JUSTICEUn policier prend 18 mois de prison pour avoir frappé une « gilet jaune »

Strasbourg : Un policier condamné à dix-huit mois de prison pour avoir matraqué une « gilet jaune »

JUSTICEIl aura aussi interdiction de porter une arme pendant cinq ans
Thibaut Gagnepain

Thibaut Gagnepain

L'essentiel

  • Un gardien de la paix de 47 ans a été condamné à dix-huit mois de prison avec sursis ce mardi par le tribunal correctionnel de Strasbourg. Il a été reconnu coupable d’avoir frappé, à l’aide d’une matraque, une « gilet jaune » lors d’une manifestation de janvier 2019.
  • Le tribunal est allé plus loin que les réquisitions du procureur, qui avait demandé douze mois de prison avec sursis.
  • Le gardien de la paix, qui n’a pas indiqué s’il ferait appel de cette condamnation, risque maintenant la radiation de la police.

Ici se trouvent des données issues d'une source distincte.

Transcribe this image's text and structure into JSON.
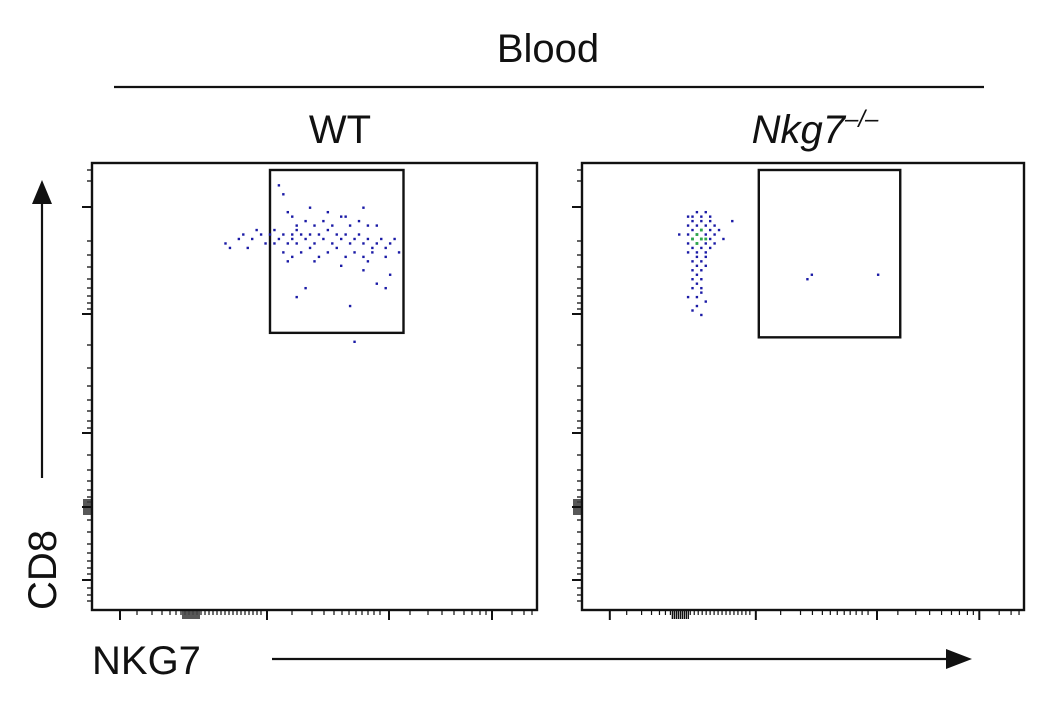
{
  "figure": {
    "group_label": "Blood",
    "x_axis_label": "NKG7",
    "y_axis_label": "CD8"
  },
  "chart_data": [
    {
      "type": "scatter",
      "panel_label": "WT",
      "panel_label_superscript": "",
      "xlabel": "NKG7",
      "ylabel": "CD8",
      "xlim": [
        0,
        100
      ],
      "ylim": [
        0,
        100
      ],
      "grid": false,
      "legend": "none",
      "gate": {
        "x": [
          40,
          70
        ],
        "y": [
          62,
          100
        ]
      },
      "points": [
        [
          42,
          95
        ],
        [
          43,
          93
        ],
        [
          44,
          89
        ],
        [
          45,
          84
        ],
        [
          46,
          82
        ],
        [
          30,
          82
        ],
        [
          31,
          81
        ],
        [
          33,
          83
        ],
        [
          34,
          84
        ],
        [
          35,
          81
        ],
        [
          36,
          83
        ],
        [
          37,
          85
        ],
        [
          38,
          84
        ],
        [
          39,
          82
        ],
        [
          40,
          84
        ],
        [
          41,
          85
        ],
        [
          41,
          82
        ],
        [
          42,
          83
        ],
        [
          43,
          84
        ],
        [
          44,
          82
        ],
        [
          45,
          83
        ],
        [
          46,
          85
        ],
        [
          47,
          84
        ],
        [
          48,
          83
        ],
        [
          49,
          84
        ],
        [
          50,
          82
        ],
        [
          51,
          84
        ],
        [
          52,
          83
        ],
        [
          53,
          85
        ],
        [
          54,
          82
        ],
        [
          55,
          84
        ],
        [
          56,
          83
        ],
        [
          57,
          84
        ],
        [
          58,
          82
        ],
        [
          59,
          83
        ],
        [
          60,
          84
        ],
        [
          61,
          82
        ],
        [
          62,
          83
        ],
        [
          63,
          81
        ],
        [
          64,
          82
        ],
        [
          65,
          83
        ],
        [
          66,
          81
        ],
        [
          67,
          82
        ],
        [
          68,
          83
        ],
        [
          43,
          80
        ],
        [
          45,
          79
        ],
        [
          47,
          80
        ],
        [
          49,
          81
        ],
        [
          51,
          79
        ],
        [
          53,
          80
        ],
        [
          55,
          81
        ],
        [
          57,
          79
        ],
        [
          59,
          80
        ],
        [
          61,
          79
        ],
        [
          63,
          80
        ],
        [
          46,
          86
        ],
        [
          48,
          87
        ],
        [
          50,
          86
        ],
        [
          52,
          87
        ],
        [
          54,
          86
        ],
        [
          56,
          88
        ],
        [
          58,
          86
        ],
        [
          60,
          87
        ],
        [
          62,
          86
        ],
        [
          44,
          78
        ],
        [
          50,
          78
        ],
        [
          56,
          77
        ],
        [
          62,
          78
        ],
        [
          66,
          79
        ],
        [
          69,
          80
        ],
        [
          49,
          90
        ],
        [
          53,
          89
        ],
        [
          57,
          88
        ],
        [
          61,
          90
        ],
        [
          45,
          88
        ],
        [
          64,
          86
        ],
        [
          46,
          70
        ],
        [
          48,
          72
        ],
        [
          58,
          68
        ],
        [
          61,
          76
        ],
        [
          64,
          73
        ],
        [
          66,
          72
        ],
        [
          59,
          60
        ],
        [
          67,
          75
        ]
      ]
    },
    {
      "type": "scatter",
      "panel_label": "Nkg7",
      "panel_label_superscript": "–/–",
      "xlabel": "NKG7",
      "ylabel": "CD8",
      "xlim": [
        0,
        100
      ],
      "ylim": [
        0,
        100
      ],
      "grid": false,
      "legend": "none",
      "gate": {
        "x": [
          40,
          72
        ],
        "y": [
          61,
          100
        ]
      },
      "points": [
        [
          24,
          88
        ],
        [
          25,
          88
        ],
        [
          26,
          89
        ],
        [
          27,
          88
        ],
        [
          28,
          89
        ],
        [
          29,
          88
        ],
        [
          24,
          86
        ],
        [
          25,
          87
        ],
        [
          26,
          86
        ],
        [
          27,
          87
        ],
        [
          28,
          86
        ],
        [
          29,
          87
        ],
        [
          30,
          86
        ],
        [
          24,
          84
        ],
        [
          25,
          85
        ],
        [
          26,
          84
        ],
        [
          27,
          85
        ],
        [
          28,
          84
        ],
        [
          29,
          85
        ],
        [
          30,
          84
        ],
        [
          31,
          85
        ],
        [
          24,
          82
        ],
        [
          25,
          83
        ],
        [
          26,
          82
        ],
        [
          27,
          83
        ],
        [
          28,
          82
        ],
        [
          29,
          83
        ],
        [
          30,
          82
        ],
        [
          24,
          80
        ],
        [
          25,
          81
        ],
        [
          26,
          80
        ],
        [
          27,
          81
        ],
        [
          28,
          80
        ],
        [
          29,
          81
        ],
        [
          25,
          78
        ],
        [
          26,
          79
        ],
        [
          27,
          78
        ],
        [
          28,
          79
        ],
        [
          25,
          76
        ],
        [
          26,
          77
        ],
        [
          27,
          76
        ],
        [
          28,
          77
        ],
        [
          25,
          74
        ],
        [
          26,
          75
        ],
        [
          27,
          74
        ],
        [
          25,
          72
        ],
        [
          26,
          73
        ],
        [
          27,
          72
        ],
        [
          26,
          70
        ],
        [
          27,
          71
        ],
        [
          26,
          68
        ],
        [
          25,
          67
        ],
        [
          27,
          66
        ],
        [
          28,
          69
        ],
        [
          24,
          70
        ],
        [
          22,
          84
        ],
        [
          32,
          83
        ],
        [
          34,
          87
        ],
        [
          52,
          75
        ],
        [
          51,
          74
        ],
        [
          67,
          75
        ]
      ],
      "density_points": [
        [
          26,
          84
        ],
        [
          27,
          83
        ],
        [
          26,
          82
        ],
        [
          27,
          85
        ],
        [
          28,
          83
        ],
        [
          25,
          83
        ]
      ]
    }
  ]
}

Un gardien de la paix de Strasbourg a été condamné ce mardi à dix-huit mois de prison avec sursis par le tribunal correctionnel de la capitale alsacienne. Il a été reconnu coupable d’avoir blessé, avec une matraque, une « gilet jaune » lors de la manifestation du 12 janvier.

Ce jour-là, le policier lui avait assené au moins un coup derrière la tête. La victime, une retraitée de 62 ans qui marchait à l’aide d’une béquille, avait reçu 11 points de suture. Les faits ont été confirmés par les images des caméras de vidéosurveillance, projetées à l’audience.

On y voit le prévenu arriver à toute vitesse au volant du fourgon de tête d’une colonne. Il en descend très rapidement, sans même prendre le temps de mettre son casque, avant donc d’aller frapper Marlène Lutz. Combien de fois ? Le procureur, Alexandre Chevrier, a indiqué avoir distingué deux coups de matraque et « un voire deux coups de pied ».

« Une volonté absurde d’en découdre à ce moment-là »

« Cette violence n’était absolument pas nécessaire et disproportionnée, Madame Lutz ne représentait aucune menace », a-t-il souligné, avant d’indiquer qu’Eric W. avait « manqué à son devoir, son serment, avait rabaissé l’institution qu’il est censé représenter ». Le ministère public avait requis douze mois d’emprisonnement avec sursis.

Le tribunal est allé plus loin au moment de prononcer la peine de ce gardien de la paix de 47 ans, dont 23 au sein de la police. « Vous avez eu une volonté absurde d’en découdre à ce moment-là », a justifié son président, Jérôme Lizet, lors du rendu du verdict.

« Tout être humain peut faillir »

Face à lui, l’homme s’était un peu plus tôt défendu, sans nier les faits. ll avait reconnu « une erreur, une faute professionnelle ». Mais avait réfuté l’idée selon laquelle il aurait voulu se venger après une journée de tensions. « Je suis père de famille, j’ai tout sauf envie d’en découdre avec n’importe qui, n’importe quand. »

Son avocat, Me Christine Meyer, avait, elle, insisté sur le stress de son client au moment des faits. « Il a certes dérapé, ça n’a jamais été nié, mais c’était dans un contexte très particulier […] Tout être humain peut faillir quand il se fait insulter et qu’il reçoit des projectiles pendant des heures », avait-elle plaidé. De son côté, l’avocat de la « gilet jaune », Me Renaud Bettcher, avait parlé de « faits dégueulasses ». Avant de lancer au prévenu : « Vous ne méritez pas d’être policier. »

Pour le moment, il le reste. Aucune sanction disciplinaire n’a jusque-là été annoncée à son encontre. Selon Me Bettcher, la peine de dix-huit mois de prison avec sursis fait risquer au gardien de la paix la radiation de la police. Il sera en tout cas privé d’arme pendant cinq ans, autre condamnation prononcée ce matin. Eric W. n’a pas souhaité réagir à la sortie du palais de justice. Son avocate n’a pas dit non plus s’il souhaitait faire appel.

« J’espère que ça montrera l’exemple pour les autres violences policières »

De son côté, Marlène Lutz, la « gilet jaune », s’est dite « soulagée ». « J’espère que ça montrera l’exemple pour les autres violences policières », a-t-elle lancé en annonçant qu’elle participerait à d’autres manifestations. Elle comparaîtra également bientôt pour des outrages aux forces de l’ordre.